Monday, June 14, 2021

Reading Material for a Caprock Canyons Sojourn

 


Just as On Walden Pond seems reading material more befitting of the sparse campsite than it does the well-appointed drawing-room under electric lights, Call of the Wild seemed an appropriate choice out here in Caprock Canyons where the unmistakable, sometimes lonely, sometimes spooky, and sometimes downright viscerally-scary cry of coyotes punctuate the dark.

Although, even though it's blasphemous to say so, like Hemingway, who I find a far too-much-in-your-face writer that painstakingly details every last aspect of a scene until there's no room left for the reader to flesh out the experience with his/her own life-observations and emotions, and who also made it overtly obvious at times that he was getting paid by the word and obsessed with getting as many of them in there as he could, I don't find London to be all that great a writer.

True, like Hemingway, London often documented manly adventures about places and circumstances that the public was hungry to read about under the safety of their own chair-side lamp, but I never have been able to come to a truce with London's weird sense of word-usage and syntax that, for me anyway, does nothing more than get in the way of the narrative.
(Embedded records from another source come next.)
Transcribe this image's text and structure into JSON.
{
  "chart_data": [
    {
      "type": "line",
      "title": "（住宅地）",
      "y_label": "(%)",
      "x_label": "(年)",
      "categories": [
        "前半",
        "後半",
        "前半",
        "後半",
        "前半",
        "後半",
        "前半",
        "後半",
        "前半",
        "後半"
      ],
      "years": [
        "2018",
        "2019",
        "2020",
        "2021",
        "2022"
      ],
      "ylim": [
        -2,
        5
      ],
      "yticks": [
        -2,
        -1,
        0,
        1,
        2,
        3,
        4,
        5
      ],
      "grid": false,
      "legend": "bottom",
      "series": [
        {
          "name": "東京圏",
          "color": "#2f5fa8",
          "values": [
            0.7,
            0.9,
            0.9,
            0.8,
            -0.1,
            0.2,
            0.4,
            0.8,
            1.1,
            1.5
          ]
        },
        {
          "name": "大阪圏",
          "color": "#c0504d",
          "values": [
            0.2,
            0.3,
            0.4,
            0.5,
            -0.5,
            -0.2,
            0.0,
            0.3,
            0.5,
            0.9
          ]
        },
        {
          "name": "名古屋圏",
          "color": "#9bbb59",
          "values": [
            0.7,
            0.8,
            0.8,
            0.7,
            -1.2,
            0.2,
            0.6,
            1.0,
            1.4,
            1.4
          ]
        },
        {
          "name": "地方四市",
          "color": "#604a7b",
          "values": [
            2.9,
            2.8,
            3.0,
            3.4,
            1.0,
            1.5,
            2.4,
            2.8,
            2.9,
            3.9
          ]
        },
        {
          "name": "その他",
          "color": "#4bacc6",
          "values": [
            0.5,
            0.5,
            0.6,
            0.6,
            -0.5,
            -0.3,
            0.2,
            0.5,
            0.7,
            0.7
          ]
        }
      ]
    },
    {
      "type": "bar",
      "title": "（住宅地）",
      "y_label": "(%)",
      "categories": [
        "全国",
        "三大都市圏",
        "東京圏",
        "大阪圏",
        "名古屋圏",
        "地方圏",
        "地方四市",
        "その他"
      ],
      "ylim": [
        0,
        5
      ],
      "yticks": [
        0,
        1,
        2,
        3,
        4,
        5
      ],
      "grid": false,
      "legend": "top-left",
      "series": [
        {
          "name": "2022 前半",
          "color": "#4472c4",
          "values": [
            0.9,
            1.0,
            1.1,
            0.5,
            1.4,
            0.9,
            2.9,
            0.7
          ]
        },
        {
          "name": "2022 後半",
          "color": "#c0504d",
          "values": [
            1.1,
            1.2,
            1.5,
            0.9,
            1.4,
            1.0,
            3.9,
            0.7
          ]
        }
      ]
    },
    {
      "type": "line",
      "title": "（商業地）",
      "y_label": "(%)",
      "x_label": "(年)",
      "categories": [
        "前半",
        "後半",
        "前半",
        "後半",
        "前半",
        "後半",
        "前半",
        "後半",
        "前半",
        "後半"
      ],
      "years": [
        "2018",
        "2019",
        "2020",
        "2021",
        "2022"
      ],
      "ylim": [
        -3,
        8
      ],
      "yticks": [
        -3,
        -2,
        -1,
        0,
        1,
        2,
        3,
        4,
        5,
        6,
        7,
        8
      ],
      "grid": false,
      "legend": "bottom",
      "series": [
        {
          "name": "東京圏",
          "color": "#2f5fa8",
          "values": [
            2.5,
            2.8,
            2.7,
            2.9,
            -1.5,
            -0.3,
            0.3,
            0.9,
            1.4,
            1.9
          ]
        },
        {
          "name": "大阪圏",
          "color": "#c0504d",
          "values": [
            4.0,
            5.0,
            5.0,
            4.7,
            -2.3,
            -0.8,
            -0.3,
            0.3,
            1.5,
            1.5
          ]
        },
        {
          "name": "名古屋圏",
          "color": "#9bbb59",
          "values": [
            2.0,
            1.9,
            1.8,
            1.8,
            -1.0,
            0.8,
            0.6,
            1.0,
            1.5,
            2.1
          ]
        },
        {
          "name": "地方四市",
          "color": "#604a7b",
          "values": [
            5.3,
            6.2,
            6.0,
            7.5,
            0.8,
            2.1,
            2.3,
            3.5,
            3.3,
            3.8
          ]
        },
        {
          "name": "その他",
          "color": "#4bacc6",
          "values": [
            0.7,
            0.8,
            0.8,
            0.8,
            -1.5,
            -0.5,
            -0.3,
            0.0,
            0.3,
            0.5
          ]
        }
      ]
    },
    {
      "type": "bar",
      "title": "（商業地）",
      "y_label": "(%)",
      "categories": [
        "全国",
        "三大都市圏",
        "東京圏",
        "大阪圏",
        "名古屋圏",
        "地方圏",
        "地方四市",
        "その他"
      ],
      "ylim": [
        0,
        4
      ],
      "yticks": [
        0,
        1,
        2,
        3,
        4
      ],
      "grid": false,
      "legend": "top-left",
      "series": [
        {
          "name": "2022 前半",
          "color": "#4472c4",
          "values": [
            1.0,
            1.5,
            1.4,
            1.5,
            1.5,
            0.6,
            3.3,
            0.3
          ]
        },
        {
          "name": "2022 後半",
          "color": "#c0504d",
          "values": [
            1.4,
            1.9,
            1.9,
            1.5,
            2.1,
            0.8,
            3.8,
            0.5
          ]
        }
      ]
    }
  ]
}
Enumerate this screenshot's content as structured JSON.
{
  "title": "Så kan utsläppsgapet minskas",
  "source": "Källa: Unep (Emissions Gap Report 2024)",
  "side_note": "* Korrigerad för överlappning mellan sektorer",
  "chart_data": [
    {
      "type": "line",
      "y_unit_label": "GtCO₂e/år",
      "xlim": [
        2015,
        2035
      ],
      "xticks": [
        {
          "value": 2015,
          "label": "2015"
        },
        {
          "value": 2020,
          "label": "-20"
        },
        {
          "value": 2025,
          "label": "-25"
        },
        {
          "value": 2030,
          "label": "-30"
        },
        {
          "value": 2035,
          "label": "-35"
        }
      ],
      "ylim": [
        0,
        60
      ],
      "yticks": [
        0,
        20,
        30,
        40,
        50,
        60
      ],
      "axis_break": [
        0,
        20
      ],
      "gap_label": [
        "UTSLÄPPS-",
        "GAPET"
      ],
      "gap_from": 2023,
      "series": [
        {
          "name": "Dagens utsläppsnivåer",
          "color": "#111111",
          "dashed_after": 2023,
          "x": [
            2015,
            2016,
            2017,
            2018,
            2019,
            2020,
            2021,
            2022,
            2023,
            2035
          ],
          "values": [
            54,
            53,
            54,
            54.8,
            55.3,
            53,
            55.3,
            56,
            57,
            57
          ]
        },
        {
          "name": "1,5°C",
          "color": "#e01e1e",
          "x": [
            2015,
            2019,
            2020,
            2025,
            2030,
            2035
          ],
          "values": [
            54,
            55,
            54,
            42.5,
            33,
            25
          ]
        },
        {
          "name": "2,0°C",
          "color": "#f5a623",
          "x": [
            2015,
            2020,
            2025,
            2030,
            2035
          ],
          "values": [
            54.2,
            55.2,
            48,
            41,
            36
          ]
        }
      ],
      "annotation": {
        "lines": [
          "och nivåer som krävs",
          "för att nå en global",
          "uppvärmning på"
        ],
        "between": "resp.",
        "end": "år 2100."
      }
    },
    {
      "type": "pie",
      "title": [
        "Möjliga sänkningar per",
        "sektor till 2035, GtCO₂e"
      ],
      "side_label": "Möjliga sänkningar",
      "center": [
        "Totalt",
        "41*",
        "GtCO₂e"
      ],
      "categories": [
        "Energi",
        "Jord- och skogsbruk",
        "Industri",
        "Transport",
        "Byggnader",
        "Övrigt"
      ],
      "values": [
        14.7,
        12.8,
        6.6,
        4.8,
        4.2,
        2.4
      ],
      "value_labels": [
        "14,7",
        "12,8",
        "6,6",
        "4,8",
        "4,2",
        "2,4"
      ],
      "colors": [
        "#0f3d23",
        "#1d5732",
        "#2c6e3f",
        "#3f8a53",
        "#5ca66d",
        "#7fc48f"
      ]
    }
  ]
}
I understand struggling through the old-English of Shakespeare. That's just how people talked in his day so of course that's how he wrote, but what excuse does London have for sentence structures such as "The residence changed into approached by graveled driveways" or "Buck had conventional the rope with quiet dignity"? This is the turn of the 20th century and the writings of his contemporaries, as well as the letters and journals of the day, don't exhibit this sort of twisted word usage and nonsensical syntax, so what was his deal? 

On the one hand London could make himself very clear in plain, ordinary English, such as when making speeches during his active Socialist period:

"Why should there be one empty belly in all the world, when the work of ten men can feed a hundred? What if my brother be not so strong as I? He has not sinned. Wherefore should he hunger—he and his sinless little ones?"

 (His socialist period officially ended when he started buying up ranch-lands and complaining about the lack of ambition of the waged workers.)

On the other hand, for some reason while writing for publication he regularly wanders in and out of a tortured use of words that requires the reader to stop, go back, and attempt to decipher what the hell he's talking about! While other times writing beautifully clear and evocative sentences. And yet others penning plain crap.

Sometimes all in one passage.

For instance, Buck, the canine protagonist in Call of the Wild, has come across a rabbit and does what you would expect of a hungry dog in the wild coming across a rabbit, but London starts this passage with:

"He became up a snowshoe rabbit" 

Which at first seems somehow a little pornographic, until you stop the narrative to get your head wrapped around just what the hell he meant!

Then two sentences later, the beautifully written:

"He lay down low to the race, whining eagerly"

Which immediately throws me into exactly what Buck is doing and feeling as if I was right there with him.

Yet then he turns right around and ends the passage with this weak and highly disappointing line:

"It shrieked as loudly as a bothered guy may shriek."

OK, What guy, bothered or not, shrieks? I'm not saying London was a lazy writer but there must be hundreds of other, more appropriate and accurate and emotive, ways to describe the dying protest of that rabbit. - OK, so yeah, I guess I am saying he could be a lazy writer.

And a sloppy one too, as, after I point out that he may have been the original 'texter' since he never wrote out 'feet', using 'ft' instead, I leave you with one last complaint about this near-sainted icon of our American heritage.

London couldn't seem to keep pounds and kilos on their own sides of the aisle. He often used one then switched to the other within the same paragraph. At times Buck is a solid 120 pound canine, but in the space of a few sentences he more than doubles to an improbably massive 120 kilo monster. The same with 100 pound sacks of flour that swell a few words later to 100 kilos. Or overloaded sleds that weigh 1000 pounds one moment and an improbable 1000 kilos the next.

But enough bellyaching.

I'm getting back to the story of Buck's conversion from a sophisticated California house-dog, an overgrown lap-dog, into a master of the savage northern wilderness, as I sit here, raw and unprotected, under the light of a near-full moon (a distinct advantage of reading on the Kindle app is that I can turn the background black and dim the white text to preserve night-vision.) as the occasional lonely call of a coyote fills the air around me then then slowly fades as echoes retreat up the dark reaches of the canyon.